On Christmas Eve in Greece, children don’t go to bed with visions of sugar plums. They dream of hairy goblins. The Kallikantzaroi are impish creatures — usually goblins, elves, or gnomes — that lurk in the ground but come to the surface on the twelve days of Christmas to engage in mischief. Each island and region of Greece has its own type of the goblin. They only come out at night, since they fear the sun.

To prevent the Kallikantzaroi from coming down the chimney, Greek families keep a fire burning from Christmas Day to the Feast of the Epiphany of January 6th. Some stories suggest that these creatures eventually became the elves that help Saint Nicholas at the North Pole.

Original or Extra Crispy? — Japan

Nothing says Christmas quite like Kentucky Fried Chicken. Right? Well, it does if you live in Japan, where families feast on buckets of Original Recipe or Extra Crispy to celebrate on Christmas Day. The tradition stems from a marketing campaign in 1974 in which KFC promoted its wares as an ideal Christmas meal. And believe it or not, it worked, and it stuck. Now KFC on Christmas is an annual tradition, and many in Japan make sure to order their fried chicken in advance to make sure they have “Kurisumasu niwa kentakkii.” In other words, “Kentucky for Christmas.”
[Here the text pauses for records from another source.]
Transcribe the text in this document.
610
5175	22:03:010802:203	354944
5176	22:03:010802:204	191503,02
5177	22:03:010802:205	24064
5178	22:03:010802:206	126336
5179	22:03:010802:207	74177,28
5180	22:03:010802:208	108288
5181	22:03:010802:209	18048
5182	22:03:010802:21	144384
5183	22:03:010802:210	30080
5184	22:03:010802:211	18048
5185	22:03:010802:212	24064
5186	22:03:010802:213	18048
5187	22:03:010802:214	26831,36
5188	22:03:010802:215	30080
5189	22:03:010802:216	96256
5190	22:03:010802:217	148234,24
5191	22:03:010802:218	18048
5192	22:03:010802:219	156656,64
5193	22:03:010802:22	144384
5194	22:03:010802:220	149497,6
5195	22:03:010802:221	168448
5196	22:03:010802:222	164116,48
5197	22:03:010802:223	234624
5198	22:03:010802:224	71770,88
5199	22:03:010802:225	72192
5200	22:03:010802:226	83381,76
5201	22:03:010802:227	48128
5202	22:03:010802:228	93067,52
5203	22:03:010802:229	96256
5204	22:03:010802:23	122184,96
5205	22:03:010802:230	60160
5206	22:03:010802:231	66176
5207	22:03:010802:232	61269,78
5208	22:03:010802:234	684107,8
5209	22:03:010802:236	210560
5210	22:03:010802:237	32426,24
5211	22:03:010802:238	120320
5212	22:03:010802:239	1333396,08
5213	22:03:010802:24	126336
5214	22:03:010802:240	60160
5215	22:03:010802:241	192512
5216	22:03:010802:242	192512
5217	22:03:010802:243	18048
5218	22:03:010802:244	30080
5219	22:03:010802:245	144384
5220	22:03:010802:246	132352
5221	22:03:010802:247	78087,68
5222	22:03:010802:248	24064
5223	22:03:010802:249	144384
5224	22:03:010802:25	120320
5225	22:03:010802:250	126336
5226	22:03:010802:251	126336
Gather ‘Round the…Pohutukawa? — New Zealand

The New Zealand Christmas tree isn’t your average evergreen. The country actually recognizes its own indigenous tree as the symbol of the season. Most in New Zealand associate Christmas time with the pohutukawa, a flowering tree found along the coastline throughout the North and South Islands. The pohutukawa’s bright crimson flowers are what New Zealanders think of when the think of Christmas.

Locals use the branches instead of evergreen sprigs to decorate their homes and their churches. The tree features prominently in the country’s seasonal poetry and Christmas songs and can often be found on local Christmas cards. The native Moari consider the pohutuhawa sacred, as the newly dead are thought to use the plant as a stepping stone to the afterlife.

Another Slice of Whale Skin, Anyone? — Greenland

You might have ham, or turkey, or maybe even some kind of roast as your Christmas Day meal. But in Greenland, whale skin is often on the menu. Many of the Inuit people in Greenland celebrate the holiday with mattak, which is whale skin with a strip of blubber on the reverse side. The taste is said to be not unlike coconut.

In addition, Inuit families might feast on kiviak, which is the meat of an auk, a type of Arctic bird. Keep in mind that there isn’t much vegetation in Greenland, and many natives survive by hunting. Depending on the catch, Christmas Day might also feature caribou stew or sushi made from ptarmigan.

Be Sure Santa Gets His….Rice Pudding? — Denmark

In the U.S., many children put out milk and cookies for Santa. In England, it’s mince pies and a glass of sherry for Father Christmas. In Denmark you put out porridge or rice pudding for the prankster Christmas elf, Nisse. Nisse is depicted as a short gnome-like creature with a pointy red hat.

During the year, Nisse is responsible for taking care of the farm or family. But at Christmas time, it’s said that Nisse can be a bit mischievous. If you don’t leave Nisse a treat, the legend goes, he might engage in mischief like tying the cows’ tails together, or turning objects upside down. So Danish children are very careful to make sure that Nisse gets his porridge, preferably with a pat of butter on top.